This building features a clear-span structure with a glass façade and an exposed steel frame, creating an open interior that emphasizes connection between inside and outside. A tiled blue core runs through both levels and serves as a visual anchor, while a mezzanine level looks out over the main floor and provides flexible space for work or gathering.

A wide staircase with minimal railings connects the floors and enhances the sense of flow. Subtle touches of color, like the red chairs and railings, stand out against a calm backdrop of concrete, glass, and wood finishes.

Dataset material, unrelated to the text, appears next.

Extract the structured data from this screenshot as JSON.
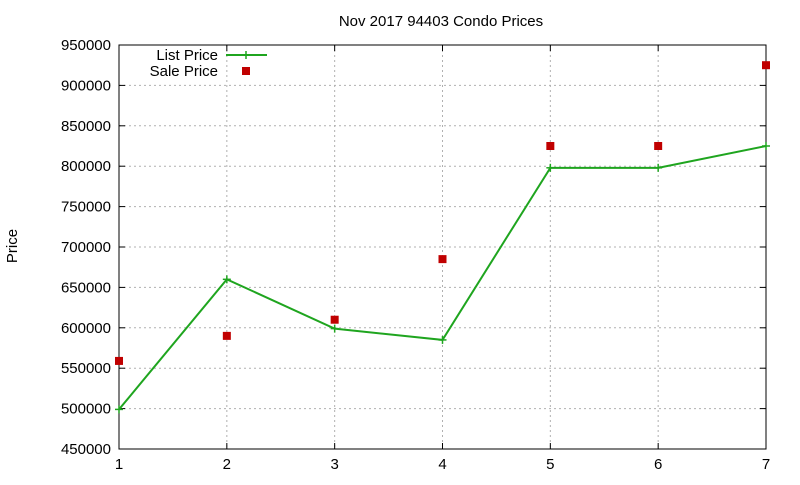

The design takes inspiration from modernist architecture, focusing on transparency, functional use of space, and simple, honest materials. The result is a building that can adapt to different uses over time while maintaining a clear sense of structure and purpose.

Lightweight Steel Dome

The addition of cross-bracing elements significantly improves structural performance by reducing maximum deformation and achieving a more uniform deflection distribution. In the original unbraced configuration, deformations reached -23.9 mm at edge supports and up to -10.6 mm in central grid members, indicating substantial lateral displacement and inadequate stiffness, particularly along the perimeter. With cross-bracing, maximum deformation at the edges decreased to -10.3 mm (a 57% reduction), while central deformations dropped to -1.7 mm to -2.9 mm, reflecting a 75-83% improvement. These changes demonstrate increased lateral stiffness and improved resistance to bending and shear deformations, as the bracing redistributes loads more effectively, reducing stress concentrations and ensuring a more uniform deformation profile. This enhances load-bearing capacity and makes the structure more robust.

Deformation

This diagram shows the global deformations of the dome-like grid shell under the applied load. The maximum deflection of about 23.6 mm occurs at the perimeter, where the edge beams sag due to insufficient horizontal restraint. The interior grid remains relatively stable thanks to its form-active geometry, while the outward thrust causes the unsupported edges to drop. This highlights the need for additional edge stiffening or bracing to fully control perimeter deformations and maintain the intended shell action.

Internal Forces My

The second image displays the bending moments (M‑y) in the members. Negative moments develop near the supports while positive bending appears within the spans, following the typical pattern for a continuous, rigidly connected grid. The dome’s geometry helps to reduce bending overall, but edge members still carry the highest bending moments and need careful design.

Support Reactions

This diagram shows the support reactions for the dome-like grid shell without cross bracing. The structure channels most vertical loads to the interior supports, with significant reactions around 450 kN, while the perimeter supports carry smaller vertical and horizontal components. This reaction pattern confirms that the curved geometry alone efficiently directs loads and stabilizes the system by transforming vertical forces into axial compression and horizontal thrust, which must be resisted by the supports and edge beams.

Normal Forces N

The first diagram shows the internal axial forces in the grid structure under a representative load case. The members experience uniform compression, with forces around –20 kN, indicating efficient load transfer through the frame towards the supports. This pattern suggests the grid acts as a braced system, distributing vertical loads primarily via axial action.

Moment

The third diagram illustrates the horizontal deformations (u‑X) of the structure. The displacements are minimal, with a maximum of ±0.1 mm, confirming that the dome shape and cross bracing effectively stabilize the system. This ensures that lateral sway is controlled and the curved grid performs as a stiff, self-supporting shell.

Stresses

This diagram shows the distribution of shear stress τz in the grid shell under the given load case. The structure’s dome-like geometry ensures that most members primarily carry axial forces, resulting in minimal shear stress in the interior. Higher shear stresses appear near the edges and nodes, where bending and force flow changes generate local transverse shear. The balanced distribution confirms that the grid shell efficiently channels loads to its supports while keeping internal shear within manageable limits.